National Grid was identified as one of the six "potentially responsible parties" for the toxic, toilet-like state of Newtown Creek, designated by the EPA as a Superfund site in 2010. BP America, Phelps Dodge and Exxon Mobil also make the list, as well as the City of New York, for keeping a leaky garbage incinerator and sewage treatment plant on the banks.
In 2008, the city paid the state $10 million in a payout for polluting the city's own turf. That money was then set aside for a Greenpoint environmental project fund, from which some say National Grid might seek support.
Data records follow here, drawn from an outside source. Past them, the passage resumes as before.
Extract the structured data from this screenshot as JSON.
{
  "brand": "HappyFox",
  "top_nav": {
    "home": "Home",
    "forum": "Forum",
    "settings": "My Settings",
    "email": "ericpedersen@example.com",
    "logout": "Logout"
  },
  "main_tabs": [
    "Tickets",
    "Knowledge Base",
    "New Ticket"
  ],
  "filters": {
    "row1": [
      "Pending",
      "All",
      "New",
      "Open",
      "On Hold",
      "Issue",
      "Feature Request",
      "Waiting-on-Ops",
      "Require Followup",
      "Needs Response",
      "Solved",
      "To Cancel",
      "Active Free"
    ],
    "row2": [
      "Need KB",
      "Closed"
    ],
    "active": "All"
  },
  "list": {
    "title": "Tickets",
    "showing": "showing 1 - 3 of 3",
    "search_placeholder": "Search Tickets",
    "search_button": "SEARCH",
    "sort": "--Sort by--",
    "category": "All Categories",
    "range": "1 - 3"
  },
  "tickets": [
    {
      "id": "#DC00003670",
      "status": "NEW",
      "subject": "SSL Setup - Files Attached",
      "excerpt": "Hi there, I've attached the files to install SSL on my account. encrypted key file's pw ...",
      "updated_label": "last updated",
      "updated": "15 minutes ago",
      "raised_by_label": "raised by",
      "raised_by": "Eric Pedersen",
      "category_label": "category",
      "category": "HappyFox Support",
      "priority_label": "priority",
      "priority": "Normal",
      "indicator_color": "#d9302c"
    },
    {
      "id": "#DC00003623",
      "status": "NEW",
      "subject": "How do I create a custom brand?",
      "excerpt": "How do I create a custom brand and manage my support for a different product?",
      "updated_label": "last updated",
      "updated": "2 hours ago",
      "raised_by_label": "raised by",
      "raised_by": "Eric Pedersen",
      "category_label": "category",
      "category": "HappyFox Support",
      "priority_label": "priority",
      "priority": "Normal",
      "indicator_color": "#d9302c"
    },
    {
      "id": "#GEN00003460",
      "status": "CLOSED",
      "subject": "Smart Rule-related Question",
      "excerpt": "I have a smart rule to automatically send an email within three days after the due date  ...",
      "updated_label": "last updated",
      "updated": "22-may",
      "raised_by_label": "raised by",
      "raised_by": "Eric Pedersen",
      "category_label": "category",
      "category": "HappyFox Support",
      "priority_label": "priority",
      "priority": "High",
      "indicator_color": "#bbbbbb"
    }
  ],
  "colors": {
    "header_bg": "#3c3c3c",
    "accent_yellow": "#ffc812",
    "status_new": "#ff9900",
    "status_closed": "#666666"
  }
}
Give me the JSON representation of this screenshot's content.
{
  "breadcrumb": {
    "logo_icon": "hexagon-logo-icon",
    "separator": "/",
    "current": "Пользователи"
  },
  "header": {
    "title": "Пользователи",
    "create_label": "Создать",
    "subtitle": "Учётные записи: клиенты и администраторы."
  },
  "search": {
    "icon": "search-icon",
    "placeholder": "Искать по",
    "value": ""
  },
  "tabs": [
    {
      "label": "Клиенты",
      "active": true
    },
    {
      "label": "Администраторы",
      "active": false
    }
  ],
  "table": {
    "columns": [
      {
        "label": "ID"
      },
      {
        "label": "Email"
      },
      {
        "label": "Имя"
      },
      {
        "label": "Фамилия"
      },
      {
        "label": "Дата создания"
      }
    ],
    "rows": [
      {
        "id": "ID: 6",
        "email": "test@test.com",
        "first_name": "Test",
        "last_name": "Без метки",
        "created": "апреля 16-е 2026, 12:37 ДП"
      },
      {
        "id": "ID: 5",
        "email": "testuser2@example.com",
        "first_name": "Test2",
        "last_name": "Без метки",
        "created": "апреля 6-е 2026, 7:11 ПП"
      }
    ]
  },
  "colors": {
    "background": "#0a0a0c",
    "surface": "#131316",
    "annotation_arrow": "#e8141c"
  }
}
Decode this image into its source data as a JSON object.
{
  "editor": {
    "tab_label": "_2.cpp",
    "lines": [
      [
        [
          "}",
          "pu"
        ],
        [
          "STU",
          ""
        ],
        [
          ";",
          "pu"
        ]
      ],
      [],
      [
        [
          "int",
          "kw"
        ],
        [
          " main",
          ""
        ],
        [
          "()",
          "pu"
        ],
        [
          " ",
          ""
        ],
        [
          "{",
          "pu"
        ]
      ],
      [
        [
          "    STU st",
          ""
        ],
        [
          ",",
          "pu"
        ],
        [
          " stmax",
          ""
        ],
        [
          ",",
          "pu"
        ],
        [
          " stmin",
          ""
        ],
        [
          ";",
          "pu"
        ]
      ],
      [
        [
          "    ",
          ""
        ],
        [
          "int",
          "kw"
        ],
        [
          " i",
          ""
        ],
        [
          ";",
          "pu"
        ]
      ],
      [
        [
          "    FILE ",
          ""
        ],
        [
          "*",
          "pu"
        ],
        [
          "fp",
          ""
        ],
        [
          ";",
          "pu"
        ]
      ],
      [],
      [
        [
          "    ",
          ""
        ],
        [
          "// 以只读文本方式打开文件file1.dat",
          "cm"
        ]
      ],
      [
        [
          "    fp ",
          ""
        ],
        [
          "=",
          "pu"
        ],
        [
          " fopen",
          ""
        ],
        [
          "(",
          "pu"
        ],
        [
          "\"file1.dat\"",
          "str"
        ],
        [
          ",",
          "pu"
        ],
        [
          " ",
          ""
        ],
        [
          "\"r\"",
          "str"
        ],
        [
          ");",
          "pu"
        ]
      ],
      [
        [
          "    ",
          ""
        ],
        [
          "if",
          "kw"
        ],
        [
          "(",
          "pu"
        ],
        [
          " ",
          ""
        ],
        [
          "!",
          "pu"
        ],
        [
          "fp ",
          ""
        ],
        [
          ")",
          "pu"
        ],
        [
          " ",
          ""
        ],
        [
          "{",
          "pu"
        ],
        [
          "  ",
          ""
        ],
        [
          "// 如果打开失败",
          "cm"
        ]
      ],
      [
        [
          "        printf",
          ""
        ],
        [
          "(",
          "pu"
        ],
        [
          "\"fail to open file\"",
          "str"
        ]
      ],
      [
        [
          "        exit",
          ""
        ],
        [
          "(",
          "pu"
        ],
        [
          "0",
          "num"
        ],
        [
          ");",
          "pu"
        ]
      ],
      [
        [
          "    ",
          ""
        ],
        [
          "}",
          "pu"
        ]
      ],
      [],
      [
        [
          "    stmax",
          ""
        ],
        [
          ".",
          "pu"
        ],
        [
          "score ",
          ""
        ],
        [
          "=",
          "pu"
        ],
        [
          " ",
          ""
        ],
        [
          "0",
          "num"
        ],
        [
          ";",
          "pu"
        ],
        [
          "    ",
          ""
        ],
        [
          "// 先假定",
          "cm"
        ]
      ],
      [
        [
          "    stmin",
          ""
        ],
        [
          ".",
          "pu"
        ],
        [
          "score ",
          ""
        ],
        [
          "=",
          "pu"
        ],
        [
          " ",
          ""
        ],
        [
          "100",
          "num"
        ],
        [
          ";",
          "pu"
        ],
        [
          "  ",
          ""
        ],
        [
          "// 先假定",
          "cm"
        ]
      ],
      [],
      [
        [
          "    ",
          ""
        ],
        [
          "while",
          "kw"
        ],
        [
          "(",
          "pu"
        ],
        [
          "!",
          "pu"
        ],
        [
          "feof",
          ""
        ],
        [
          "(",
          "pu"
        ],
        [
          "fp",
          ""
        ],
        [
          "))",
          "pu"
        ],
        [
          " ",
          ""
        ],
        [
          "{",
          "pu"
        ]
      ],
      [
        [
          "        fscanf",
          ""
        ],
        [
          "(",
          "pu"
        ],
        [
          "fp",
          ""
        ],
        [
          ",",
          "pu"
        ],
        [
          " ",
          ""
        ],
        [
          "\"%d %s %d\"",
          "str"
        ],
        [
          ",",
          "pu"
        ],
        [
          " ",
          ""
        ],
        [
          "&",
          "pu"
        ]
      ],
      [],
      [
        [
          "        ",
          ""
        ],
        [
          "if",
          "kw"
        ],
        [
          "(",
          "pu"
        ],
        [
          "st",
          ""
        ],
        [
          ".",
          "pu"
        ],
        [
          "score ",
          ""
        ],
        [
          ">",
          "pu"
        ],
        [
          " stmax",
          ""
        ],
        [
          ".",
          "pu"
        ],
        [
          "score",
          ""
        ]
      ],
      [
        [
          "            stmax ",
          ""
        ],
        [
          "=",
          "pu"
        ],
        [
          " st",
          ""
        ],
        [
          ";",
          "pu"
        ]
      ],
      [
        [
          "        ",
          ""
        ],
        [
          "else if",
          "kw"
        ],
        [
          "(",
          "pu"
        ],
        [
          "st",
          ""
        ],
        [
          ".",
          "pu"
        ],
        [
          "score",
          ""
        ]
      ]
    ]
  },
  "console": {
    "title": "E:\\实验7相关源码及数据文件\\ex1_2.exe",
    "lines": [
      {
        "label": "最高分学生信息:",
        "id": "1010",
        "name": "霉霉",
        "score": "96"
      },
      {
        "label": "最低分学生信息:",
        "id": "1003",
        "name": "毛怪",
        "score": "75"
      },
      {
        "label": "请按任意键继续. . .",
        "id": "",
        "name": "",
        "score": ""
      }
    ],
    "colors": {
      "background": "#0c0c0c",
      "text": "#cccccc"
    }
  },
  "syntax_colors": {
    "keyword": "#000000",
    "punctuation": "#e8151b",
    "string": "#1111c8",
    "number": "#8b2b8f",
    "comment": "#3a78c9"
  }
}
Critics say the plan stinks, blasting government bureaucrats for shuffling money owed to the community from the city, to the state, to an energy company, and back to the city — a process they cynically call “recycling.”“Oh hell no! You gotta be crazy!” said Greenpoint resident Laura Hofmann. “If National Grid could think that our money could be used so a city agency could get more money, that’s absurd!” [Brooklyn Paper]
The funding path looks messy and uncomfortable, but according to the Department of Environmental Protection, the project is a "precedent-setting" boon for clean energy. Still, the location of the fart factory threatens another environmental plan in the works—a park next to the sewage treatment plant. Poor Greenpoint. If only there were an easier way to deal with this shit.